Старуха замолчала. В комнате стояла тишина. Андрей и мать с отцом сидели словно заговорённые, очень уж удивил их странный рассказ Горбылихи. Наконец Андрей осмелился спросить:
— А что стало с Луговиком и его дочкой?
— Луговик вскоре умер, старый ведь очень был, а Купава хозяйкой стала, но бессмертия у неё не было. Оно не всем даётся.
Старуха поднялась с места и поковыляла к двери. Каждое движение ей давалось с трудом. Андрей помог ей переступить через порог. На прощание он ещё раз заглянул ей в глаза:
— Значит, Поленька, тебе далёкой правнучкой будет?
Старуха улыбнулась беззубым ртом:
— Да, видно, так. Не горюйте о ней, свои скоро народятся.
Эпилог
Прошло два года. У Насти и Андрея родился сынок Ванюша, здоровенький да крепенький — отцу с дедом помощник хороший. А ещё через год родилась дочка Машенька. Настя поправилась, улыбчивой стала да весёлой. И зажили они в любви и согласии. С соседями помирились, ведь это как в поговорке «Кто старое помянет, тому глаз вон». Глаза никого не лишили, и слава богу.

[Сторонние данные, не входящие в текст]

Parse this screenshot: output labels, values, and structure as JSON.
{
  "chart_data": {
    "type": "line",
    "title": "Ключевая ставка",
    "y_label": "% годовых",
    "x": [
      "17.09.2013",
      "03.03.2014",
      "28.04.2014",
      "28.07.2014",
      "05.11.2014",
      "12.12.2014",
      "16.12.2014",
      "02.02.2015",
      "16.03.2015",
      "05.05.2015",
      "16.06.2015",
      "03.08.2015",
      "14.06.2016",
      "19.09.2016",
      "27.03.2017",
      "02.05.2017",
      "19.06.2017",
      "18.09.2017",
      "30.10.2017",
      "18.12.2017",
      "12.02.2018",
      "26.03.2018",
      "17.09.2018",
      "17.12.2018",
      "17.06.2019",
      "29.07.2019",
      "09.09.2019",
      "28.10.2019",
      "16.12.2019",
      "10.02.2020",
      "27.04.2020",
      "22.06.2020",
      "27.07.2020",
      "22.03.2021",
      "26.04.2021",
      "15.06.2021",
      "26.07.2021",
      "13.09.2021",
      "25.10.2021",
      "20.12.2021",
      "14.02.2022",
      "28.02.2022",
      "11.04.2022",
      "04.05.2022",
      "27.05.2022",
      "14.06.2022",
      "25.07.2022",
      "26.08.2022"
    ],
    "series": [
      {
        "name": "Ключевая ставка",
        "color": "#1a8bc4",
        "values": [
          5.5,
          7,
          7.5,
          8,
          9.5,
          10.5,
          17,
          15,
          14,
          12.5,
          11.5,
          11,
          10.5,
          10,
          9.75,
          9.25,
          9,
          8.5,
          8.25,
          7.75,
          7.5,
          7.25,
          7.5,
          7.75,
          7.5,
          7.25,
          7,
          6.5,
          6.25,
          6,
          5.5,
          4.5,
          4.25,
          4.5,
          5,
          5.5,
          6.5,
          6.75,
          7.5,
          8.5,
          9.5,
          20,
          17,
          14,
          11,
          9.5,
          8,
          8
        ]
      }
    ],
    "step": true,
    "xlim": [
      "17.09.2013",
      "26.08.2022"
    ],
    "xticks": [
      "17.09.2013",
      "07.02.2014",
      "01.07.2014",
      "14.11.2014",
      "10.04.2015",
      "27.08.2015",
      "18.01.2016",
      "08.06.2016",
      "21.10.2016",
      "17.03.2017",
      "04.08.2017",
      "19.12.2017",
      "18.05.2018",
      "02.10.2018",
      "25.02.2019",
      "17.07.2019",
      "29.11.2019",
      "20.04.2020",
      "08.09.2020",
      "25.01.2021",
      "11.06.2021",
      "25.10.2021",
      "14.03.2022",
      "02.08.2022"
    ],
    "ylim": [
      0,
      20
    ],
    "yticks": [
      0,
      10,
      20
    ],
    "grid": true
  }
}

Годом раньше умерла бабка Горбылиха. Тихо так умерла, легла и не проснулась. Если бы не Андрей, так о ней никто бы и не вспомнил. Захаживал он к ней, гостинцы приносил, чаёк попивали. Вот так и обнаружил. Схоронили её незаметно от всех на старом кладбище. Андрей ей в гроб изумрудные бусы положил, пусть и там с ними не расстаётся. Настя, поливая незабудки на её могиле, тихо спросила:
— Андрюша, а как же бессмертие?
Андрей задумался:
— Видно, Луговичка сжалилась, освободила её.